Various U.N. agencies have also been forced to adapt. The U.N.’s World Food Programme has restricted all international travel and rescheduled all seminars, workshops, and other meetings, while staff of the United Nations Development Programme is working remotely to “reduce the footprint in our offices and mitigate the risk for all involved,” says Angelique Crumbly, director of the UNDP Bureau for Management Services.

Likewise, a number of other aid organizations have developed new strategies to prevent members becoming infected with COVID-19. Plan International has suspended all “noncritical international travel and activities” since March 31, while Mercy Corps is not allowing employees to travel at all, following the Department of State’s Global Level 4 Health Advisory.

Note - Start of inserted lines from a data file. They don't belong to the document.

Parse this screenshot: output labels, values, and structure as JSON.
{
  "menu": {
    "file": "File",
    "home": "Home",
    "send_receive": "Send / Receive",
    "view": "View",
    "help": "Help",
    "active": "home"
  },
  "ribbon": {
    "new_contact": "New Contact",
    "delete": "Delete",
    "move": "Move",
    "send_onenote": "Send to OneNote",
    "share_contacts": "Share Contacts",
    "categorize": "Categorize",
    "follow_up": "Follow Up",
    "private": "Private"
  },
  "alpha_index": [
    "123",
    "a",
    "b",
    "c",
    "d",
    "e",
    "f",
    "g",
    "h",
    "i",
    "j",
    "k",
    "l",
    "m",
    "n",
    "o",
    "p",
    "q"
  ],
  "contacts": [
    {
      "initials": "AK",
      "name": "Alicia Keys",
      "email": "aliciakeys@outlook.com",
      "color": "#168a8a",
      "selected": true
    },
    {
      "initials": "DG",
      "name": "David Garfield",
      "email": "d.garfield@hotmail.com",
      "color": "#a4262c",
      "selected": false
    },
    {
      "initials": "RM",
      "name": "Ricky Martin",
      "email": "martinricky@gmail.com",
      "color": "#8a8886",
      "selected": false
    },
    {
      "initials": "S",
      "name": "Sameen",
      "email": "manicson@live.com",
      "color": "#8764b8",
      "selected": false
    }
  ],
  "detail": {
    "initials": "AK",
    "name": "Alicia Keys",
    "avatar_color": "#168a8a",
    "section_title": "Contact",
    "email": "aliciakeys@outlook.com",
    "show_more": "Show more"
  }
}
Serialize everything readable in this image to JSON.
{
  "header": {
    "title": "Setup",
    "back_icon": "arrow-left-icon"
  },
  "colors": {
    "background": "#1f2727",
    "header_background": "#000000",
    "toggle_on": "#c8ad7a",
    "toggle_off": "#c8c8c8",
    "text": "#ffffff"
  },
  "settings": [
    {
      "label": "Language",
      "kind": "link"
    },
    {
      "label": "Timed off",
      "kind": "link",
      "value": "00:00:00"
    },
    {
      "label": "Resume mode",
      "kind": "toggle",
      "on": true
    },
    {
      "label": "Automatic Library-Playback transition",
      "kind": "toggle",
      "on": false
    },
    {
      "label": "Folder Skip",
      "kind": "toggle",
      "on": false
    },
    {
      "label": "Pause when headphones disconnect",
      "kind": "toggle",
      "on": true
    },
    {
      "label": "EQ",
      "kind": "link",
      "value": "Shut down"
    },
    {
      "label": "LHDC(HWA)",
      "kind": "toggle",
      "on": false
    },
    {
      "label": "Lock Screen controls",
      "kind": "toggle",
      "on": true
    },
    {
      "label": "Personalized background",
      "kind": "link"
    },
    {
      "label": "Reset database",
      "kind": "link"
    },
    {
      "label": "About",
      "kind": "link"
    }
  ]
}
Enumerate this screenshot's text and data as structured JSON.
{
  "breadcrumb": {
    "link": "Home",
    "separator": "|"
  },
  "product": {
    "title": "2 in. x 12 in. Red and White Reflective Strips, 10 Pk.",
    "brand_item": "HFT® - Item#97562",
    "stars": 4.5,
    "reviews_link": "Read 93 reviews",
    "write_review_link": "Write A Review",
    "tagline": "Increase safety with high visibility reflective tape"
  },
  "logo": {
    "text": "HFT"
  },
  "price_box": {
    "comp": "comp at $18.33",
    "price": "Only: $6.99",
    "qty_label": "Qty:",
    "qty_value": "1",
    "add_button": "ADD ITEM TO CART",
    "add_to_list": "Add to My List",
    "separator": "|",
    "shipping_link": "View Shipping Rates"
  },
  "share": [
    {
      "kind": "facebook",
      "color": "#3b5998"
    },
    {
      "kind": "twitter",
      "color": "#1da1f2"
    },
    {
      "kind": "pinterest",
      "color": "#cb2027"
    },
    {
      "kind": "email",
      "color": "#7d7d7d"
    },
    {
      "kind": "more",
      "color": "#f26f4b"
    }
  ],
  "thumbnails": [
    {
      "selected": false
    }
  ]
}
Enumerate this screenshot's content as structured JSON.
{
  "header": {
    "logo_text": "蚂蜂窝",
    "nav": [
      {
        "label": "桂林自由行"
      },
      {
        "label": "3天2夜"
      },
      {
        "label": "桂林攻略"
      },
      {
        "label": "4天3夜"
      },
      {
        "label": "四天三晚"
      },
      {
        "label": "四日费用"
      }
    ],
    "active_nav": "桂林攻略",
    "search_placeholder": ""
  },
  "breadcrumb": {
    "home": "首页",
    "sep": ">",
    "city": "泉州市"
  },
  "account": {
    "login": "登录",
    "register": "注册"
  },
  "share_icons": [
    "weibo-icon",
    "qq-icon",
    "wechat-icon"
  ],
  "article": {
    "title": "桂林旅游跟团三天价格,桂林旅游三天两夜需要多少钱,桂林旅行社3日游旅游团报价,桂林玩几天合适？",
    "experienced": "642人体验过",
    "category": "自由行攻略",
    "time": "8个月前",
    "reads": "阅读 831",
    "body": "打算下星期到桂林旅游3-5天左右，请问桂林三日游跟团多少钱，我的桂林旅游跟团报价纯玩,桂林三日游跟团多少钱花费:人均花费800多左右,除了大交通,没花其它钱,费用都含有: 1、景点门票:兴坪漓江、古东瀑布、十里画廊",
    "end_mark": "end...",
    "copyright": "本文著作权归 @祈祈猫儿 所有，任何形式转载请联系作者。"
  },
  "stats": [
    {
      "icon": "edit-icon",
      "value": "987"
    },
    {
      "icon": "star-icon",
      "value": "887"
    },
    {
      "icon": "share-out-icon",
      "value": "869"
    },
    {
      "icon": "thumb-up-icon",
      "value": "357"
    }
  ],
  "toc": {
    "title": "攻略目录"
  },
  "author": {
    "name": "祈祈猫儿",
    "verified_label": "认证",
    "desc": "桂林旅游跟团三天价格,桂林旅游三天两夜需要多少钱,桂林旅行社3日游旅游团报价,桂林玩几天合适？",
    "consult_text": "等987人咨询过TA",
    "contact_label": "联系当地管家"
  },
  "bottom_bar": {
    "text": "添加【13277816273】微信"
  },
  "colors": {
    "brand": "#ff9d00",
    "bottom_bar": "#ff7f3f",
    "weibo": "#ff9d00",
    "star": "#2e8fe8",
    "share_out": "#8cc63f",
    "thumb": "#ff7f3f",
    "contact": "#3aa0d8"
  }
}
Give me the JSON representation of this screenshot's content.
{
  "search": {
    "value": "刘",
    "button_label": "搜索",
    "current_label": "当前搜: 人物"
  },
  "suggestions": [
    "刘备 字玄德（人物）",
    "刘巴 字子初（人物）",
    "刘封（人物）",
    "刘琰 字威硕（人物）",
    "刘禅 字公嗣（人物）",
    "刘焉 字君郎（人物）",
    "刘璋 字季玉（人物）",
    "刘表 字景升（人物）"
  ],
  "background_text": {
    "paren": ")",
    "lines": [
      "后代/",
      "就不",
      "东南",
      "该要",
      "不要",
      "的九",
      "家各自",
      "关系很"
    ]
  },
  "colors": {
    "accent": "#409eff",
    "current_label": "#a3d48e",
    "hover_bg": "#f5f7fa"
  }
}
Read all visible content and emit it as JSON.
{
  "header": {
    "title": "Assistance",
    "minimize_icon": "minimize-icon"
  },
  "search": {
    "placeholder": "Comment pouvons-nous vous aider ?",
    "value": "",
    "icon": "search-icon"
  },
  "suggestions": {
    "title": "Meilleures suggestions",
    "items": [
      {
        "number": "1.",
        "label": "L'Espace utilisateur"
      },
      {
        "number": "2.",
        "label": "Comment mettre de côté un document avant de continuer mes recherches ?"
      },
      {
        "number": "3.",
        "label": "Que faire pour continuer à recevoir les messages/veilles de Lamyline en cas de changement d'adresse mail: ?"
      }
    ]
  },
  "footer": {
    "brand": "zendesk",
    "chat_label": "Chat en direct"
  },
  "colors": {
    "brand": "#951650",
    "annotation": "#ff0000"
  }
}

Relief International is “constantly reviewing risk levels and authorizing travel on a case-by-case basis,” according to director Azadeh Hasani, although the organization is still providing healthcare equipment to hospitals in Iran. And Catholic Relief Services is only allowing staff to travel for “mission-critical” work. 

We should all admire the efforts of international aid groups during these difficult times. Although most organizations are operating on a limited scale, they are still finding ways to help those in need. The humanitarian work being done by these groups helps soften the impact of the COVID-19 pandemic, and supports the people affected most by it.